His, mentor in the 1980s was Professor Jean Marquet, Antwerp, Belgium – the father of Tympano-meatal and tympano-ossicular allograft transplant surgery.  He was appointed Consultant Otolaryngologist at London's Whipps Cross University Hospital in 1983. Here he continued his ear reconstruction procedures and  was invited to write the chapter on Middle Ear Reconstruction for Scott-Brown's Otolaryngology, the definitive multivolume surgical text book used by training surgeons and specialists worldwide. His chapters appear in both the 5th edition,1987 and 6th edition, 1997.

In 1984 Frootko, working with James Triffitt (now Emeritus Professor of Bone Metabolism in Oxford), was able to demonstrate new bone formation in human demineralised allograft ossicles used to reconstruct the ossicular chain. Unfortunately this and all other reconstructive procedures using allografts were abandoned in 1987 because of the potential risk of transmission of HIV and Creutzfeldt–Jakob disease from donor material to recipient. Frootko, like other workers in the field, then turned his focus to the use of autografts and biomaterials.

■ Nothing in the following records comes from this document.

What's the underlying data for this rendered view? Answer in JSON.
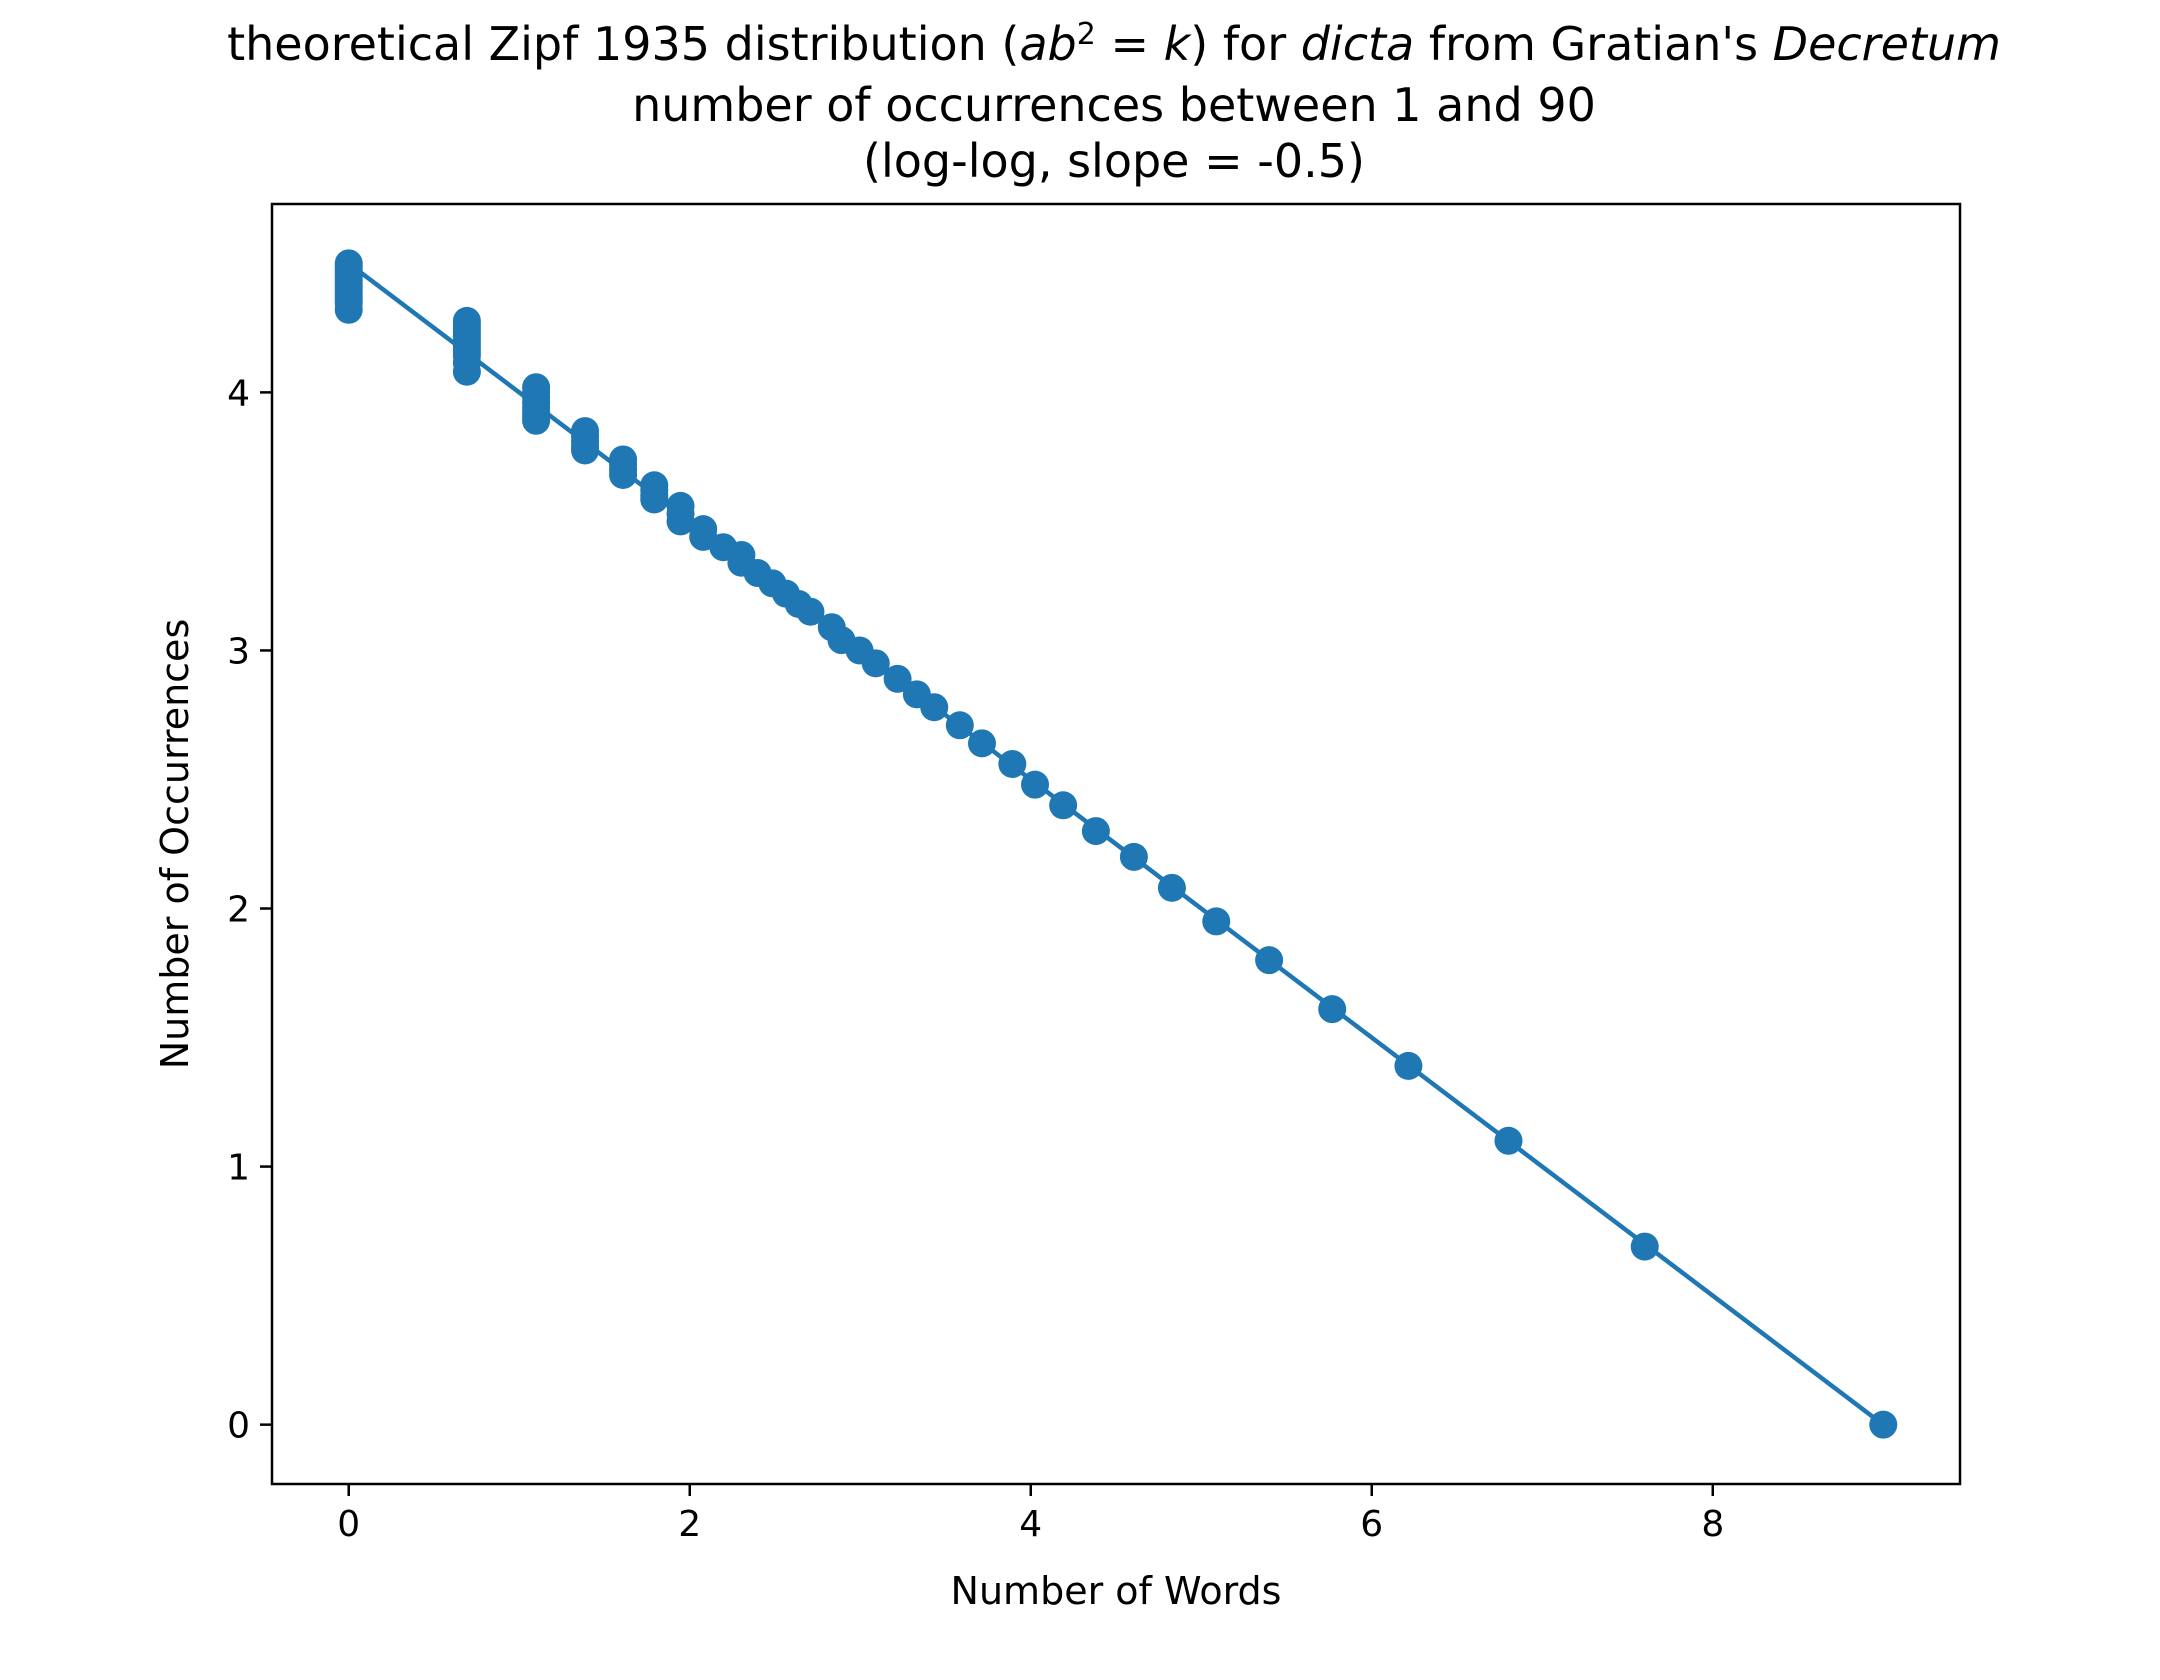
{
  "chart_data": {
    "type": "scatter",
    "title": {
      "line1": {
        "t1": "theoretical Zipf 1935 distribution (",
        "a": "a",
        "b": "b",
        "exp": "2",
        "eq": " = ",
        "k": "k",
        "t2": ") for ",
        "dicta": "dicta",
        "t3": " from Gratian's ",
        "decretum": "Decretum"
      },
      "line2": "number of occurrences between 1 and 90",
      "line3": "(log-log, slope = -0.5)"
    },
    "xlabel": "Number of Words",
    "ylabel": "Number of Occurrences",
    "xlim": [
      -0.45,
      9.45
    ],
    "ylim": [
      -0.23,
      4.73
    ],
    "xticks": [
      0,
      2,
      4,
      6,
      8
    ],
    "yticks": [
      0,
      1,
      2,
      3,
      4
    ],
    "grid": false,
    "legend": false,
    "color": "#1f77b4",
    "line_fit": {
      "slope": -0.5,
      "intercept": 4.4998,
      "x_range": [
        0,
        8.9996
      ]
    },
    "points": {
      "x": [
        0,
        0,
        0,
        0,
        0,
        0,
        0,
        0,
        0,
        0,
        0,
        0,
        0,
        0,
        0.693,
        0.693,
        0.693,
        0.693,
        0.693,
        0.693,
        0.693,
        0.693,
        0.693,
        0.693,
        0.693,
        0.693,
        1.099,
        1.099,
        1.099,
        1.099,
        1.099,
        1.099,
        1.099,
        1.099,
        1.386,
        1.386,
        1.386,
        1.386,
        1.386,
        1.609,
        1.609,
        1.609,
        1.609,
        1.792,
        1.792,
        1.792,
        1.792,
        1.946,
        1.946,
        1.946,
        2.079,
        2.079,
        2.197,
        2.303,
        2.303,
        2.398,
        2.485,
        2.565,
        2.639,
        2.708,
        2.833,
        2.89,
        2.996,
        3.091,
        3.219,
        3.332,
        3.434,
        3.584,
        3.714,
        3.892,
        4.025,
        4.19,
        4.382,
        4.605,
        4.828,
        5.088,
        5.398,
        5.768,
        6.215,
        6.802,
        7.601,
        9.0
      ],
      "y": [
        4.5,
        4.488,
        4.475,
        4.462,
        4.449,
        4.436,
        4.423,
        4.41,
        4.397,
        4.384,
        4.371,
        4.358,
        4.345,
        4.32,
        4.277,
        4.262,
        4.247,
        4.232,
        4.217,
        4.202,
        4.187,
        4.172,
        4.157,
        4.142,
        4.115,
        4.08,
        4.02,
        4.0,
        3.98,
        3.96,
        3.94,
        3.92,
        3.905,
        3.89,
        3.85,
        3.83,
        3.81,
        3.79,
        3.775,
        3.74,
        3.72,
        3.7,
        3.68,
        3.64,
        3.62,
        3.6,
        3.585,
        3.56,
        3.53,
        3.5,
        3.47,
        3.44,
        3.4,
        3.37,
        3.34,
        3.3,
        3.26,
        3.22,
        3.18,
        3.15,
        3.09,
        3.04,
        3.0,
        2.95,
        2.89,
        2.83,
        2.78,
        2.71,
        2.64,
        2.56,
        2.48,
        2.4,
        2.3,
        2.2,
        2.08,
        1.95,
        1.8,
        1.61,
        1.39,
        1.1,
        0.69,
        0.0
      ]
    }
  }
}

Frootko also established and supervised clinical courses at Whipps Cross Hospital's Medical Education Centre in London, to prepare training surgeons for the Royal College's of Surgeons final F.R.C.S. examinations in Otorhinolanyngology/Head and Neck Surgery

The last research project that he initiated and supervised, determined the detrimental effect of type 1 and type 2 diabetes on adult hearing thresholds

== Books ==
In 2026, Frootko self-published Frootko: An Illustrated Family Story, a genealogical memoir tracing eight generations of his Lithuanian Jewish family. The book chronicles their migration from the Pale of Settlement in Imperial Russia to South Africa, the United States, and Europe between 1820 and 2024.

== Retirement ==
He retired in 2004 to Plettenberg Bay in South Africa and married Helen Mudge in 2014.